The binding site is specified by the conf file...

In [None]:
len(settings.binding_site.residues)

The ligand file and number of dockings are specified by the conf file...

In [None]:
ligand_file = settings.ligand_files[0]

ligand_file.file_name, ligand_file.ndocks

The only change we make is to set the `output_directory` attribute to the current directory, to avoid another directory being created..

In [None]:
settings.output_directory = '.'

### Run docking

Here we run GOLD in `background` mode...

Note that an 'empty' [Results](https://downloads.ccdc.cam.ac.uk/documentation/API/modules/docking_api.html#ccdc.docking.Docker.Results) object is returned immediately and updated incrementaly as dockings are completed. This feature is used below to monitor the number of ligands docked. Note, however, that due to output buffering, logging may not be very timely, at least for this small number of ligands.
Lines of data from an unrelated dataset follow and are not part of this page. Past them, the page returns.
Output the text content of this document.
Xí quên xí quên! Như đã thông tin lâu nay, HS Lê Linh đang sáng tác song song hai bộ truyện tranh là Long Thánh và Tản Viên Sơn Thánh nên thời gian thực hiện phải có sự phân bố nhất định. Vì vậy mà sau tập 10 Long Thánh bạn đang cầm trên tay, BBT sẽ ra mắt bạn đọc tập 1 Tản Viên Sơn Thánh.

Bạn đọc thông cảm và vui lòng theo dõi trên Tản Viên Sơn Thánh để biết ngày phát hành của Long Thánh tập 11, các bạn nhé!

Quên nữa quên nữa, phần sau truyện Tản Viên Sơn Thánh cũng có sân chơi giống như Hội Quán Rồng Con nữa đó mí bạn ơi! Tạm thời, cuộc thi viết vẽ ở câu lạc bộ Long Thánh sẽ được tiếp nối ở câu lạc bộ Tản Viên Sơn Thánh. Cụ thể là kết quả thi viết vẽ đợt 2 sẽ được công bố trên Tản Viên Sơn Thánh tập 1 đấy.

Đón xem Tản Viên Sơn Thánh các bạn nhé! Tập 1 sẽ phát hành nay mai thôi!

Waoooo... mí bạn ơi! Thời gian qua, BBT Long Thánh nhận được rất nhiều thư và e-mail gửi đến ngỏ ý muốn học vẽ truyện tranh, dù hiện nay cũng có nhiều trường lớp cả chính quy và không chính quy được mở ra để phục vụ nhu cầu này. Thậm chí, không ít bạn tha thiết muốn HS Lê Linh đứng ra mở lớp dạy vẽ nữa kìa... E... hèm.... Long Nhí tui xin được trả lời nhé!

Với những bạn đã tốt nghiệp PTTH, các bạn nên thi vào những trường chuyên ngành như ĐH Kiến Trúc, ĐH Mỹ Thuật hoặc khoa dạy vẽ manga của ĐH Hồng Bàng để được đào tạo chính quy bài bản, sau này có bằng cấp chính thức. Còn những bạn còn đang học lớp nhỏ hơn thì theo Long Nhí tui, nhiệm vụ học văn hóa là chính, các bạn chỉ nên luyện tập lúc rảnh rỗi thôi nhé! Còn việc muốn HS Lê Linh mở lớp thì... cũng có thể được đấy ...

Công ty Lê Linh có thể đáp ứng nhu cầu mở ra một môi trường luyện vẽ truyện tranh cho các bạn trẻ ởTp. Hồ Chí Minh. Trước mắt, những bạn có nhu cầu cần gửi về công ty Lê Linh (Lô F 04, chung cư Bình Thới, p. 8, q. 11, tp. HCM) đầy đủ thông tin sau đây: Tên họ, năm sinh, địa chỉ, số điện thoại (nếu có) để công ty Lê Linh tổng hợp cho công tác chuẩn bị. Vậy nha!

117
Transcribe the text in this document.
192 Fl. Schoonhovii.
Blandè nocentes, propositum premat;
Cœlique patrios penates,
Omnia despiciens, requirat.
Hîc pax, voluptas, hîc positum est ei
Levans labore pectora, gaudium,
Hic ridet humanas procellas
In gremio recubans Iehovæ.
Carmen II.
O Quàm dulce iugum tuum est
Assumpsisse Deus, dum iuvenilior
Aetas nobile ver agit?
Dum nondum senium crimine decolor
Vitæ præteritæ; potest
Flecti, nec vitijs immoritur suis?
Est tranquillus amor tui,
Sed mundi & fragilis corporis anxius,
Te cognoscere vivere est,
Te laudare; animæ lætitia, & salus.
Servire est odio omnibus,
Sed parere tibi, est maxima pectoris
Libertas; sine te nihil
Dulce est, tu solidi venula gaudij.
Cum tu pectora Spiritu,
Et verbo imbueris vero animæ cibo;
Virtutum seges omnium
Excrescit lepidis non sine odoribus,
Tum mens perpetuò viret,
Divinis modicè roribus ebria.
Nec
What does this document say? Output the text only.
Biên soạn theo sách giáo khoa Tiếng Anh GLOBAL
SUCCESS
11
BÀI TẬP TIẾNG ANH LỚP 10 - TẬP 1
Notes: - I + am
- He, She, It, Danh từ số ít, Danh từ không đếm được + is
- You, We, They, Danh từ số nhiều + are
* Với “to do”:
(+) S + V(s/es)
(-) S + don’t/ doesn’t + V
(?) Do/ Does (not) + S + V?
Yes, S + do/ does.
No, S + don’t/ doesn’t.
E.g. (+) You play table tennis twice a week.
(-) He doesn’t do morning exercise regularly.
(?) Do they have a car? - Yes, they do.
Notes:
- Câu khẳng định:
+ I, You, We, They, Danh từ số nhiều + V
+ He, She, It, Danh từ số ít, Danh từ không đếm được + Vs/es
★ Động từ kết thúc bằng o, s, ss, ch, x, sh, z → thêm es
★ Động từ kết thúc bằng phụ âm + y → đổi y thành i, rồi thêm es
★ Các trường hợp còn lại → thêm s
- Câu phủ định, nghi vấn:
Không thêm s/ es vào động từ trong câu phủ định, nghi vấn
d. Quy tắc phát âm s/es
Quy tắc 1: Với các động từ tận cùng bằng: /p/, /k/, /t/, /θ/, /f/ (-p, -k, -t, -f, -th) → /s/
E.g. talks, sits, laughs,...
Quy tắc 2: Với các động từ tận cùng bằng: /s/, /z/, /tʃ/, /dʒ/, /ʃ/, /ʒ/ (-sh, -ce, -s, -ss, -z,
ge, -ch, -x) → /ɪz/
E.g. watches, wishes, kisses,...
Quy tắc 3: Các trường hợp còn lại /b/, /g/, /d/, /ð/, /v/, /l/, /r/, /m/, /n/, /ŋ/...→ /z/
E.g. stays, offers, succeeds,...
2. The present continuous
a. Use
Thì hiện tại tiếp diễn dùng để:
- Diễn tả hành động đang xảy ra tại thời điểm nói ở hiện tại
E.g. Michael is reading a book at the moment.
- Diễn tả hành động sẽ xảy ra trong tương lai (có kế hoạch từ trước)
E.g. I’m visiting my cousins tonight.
If this is an issue the `interactive` mode may be preferable.

In [None]:
# Count ligands to dock (used in logging below)...

with EntryReader(ligand_file.file_name) as reader:

    n_to_dock = len([x.identifier for x in reader])

In [None]:
t0 = time.time()

docker = Docker(settings=settings)

results = docker.dock(mode='background', file_name='api_gold.conf')

In [None]:
logger.info(f"Docking in background: PID {results.pid}...")

n_tries, sleep_seconds = 720, 5  # Allow a maximum of one hour

for n in range(1, n_tries+1):
    
    time.sleep(sleep_seconds)
    
    if docker.dock_status() == 0:
        
        logger.info(f"Docking complete.")
        
        break
        
    n_done = len([x for x in results.docking_log.split('\n') if x.startswith('Completed docking of ligand')])  # Use results object to monitor progress
        
    logger.info(f"{n:03d}) finished {n_done}/{n_to_dock}")
    
else:
    
    logger.warning("Docking did not complete.", file=sys.stderr)
    
logger.info(f"GOLD (background) ran in {time.time() - t0:.1f} seconds.")

Once the background docking is finished, the completed `results` object is available for inspection as before.

For example, we can check all input ligands are accounted for...

In [None]:
assert len({x.identifier.split('|')[0] for x in results.ligands}) == n_to_dock

The fitness and it's components are again available...

In [None]:
scores_df = pd.DataFrame([{'identifier': x.identifier, 'fitness': x.fitness(), **x.scoring_term()} for x in results.ligands])

scores_df.shape

In [None]:
scores_df # .head()

### Visualization

The results of a GOLD run setup and run _via_ the API may be visualized in Hermes by loading the GOLD conf file written by the API...

In [None]:
status = subprocess.Popen([hermes_exe, 'api_gold.conf'])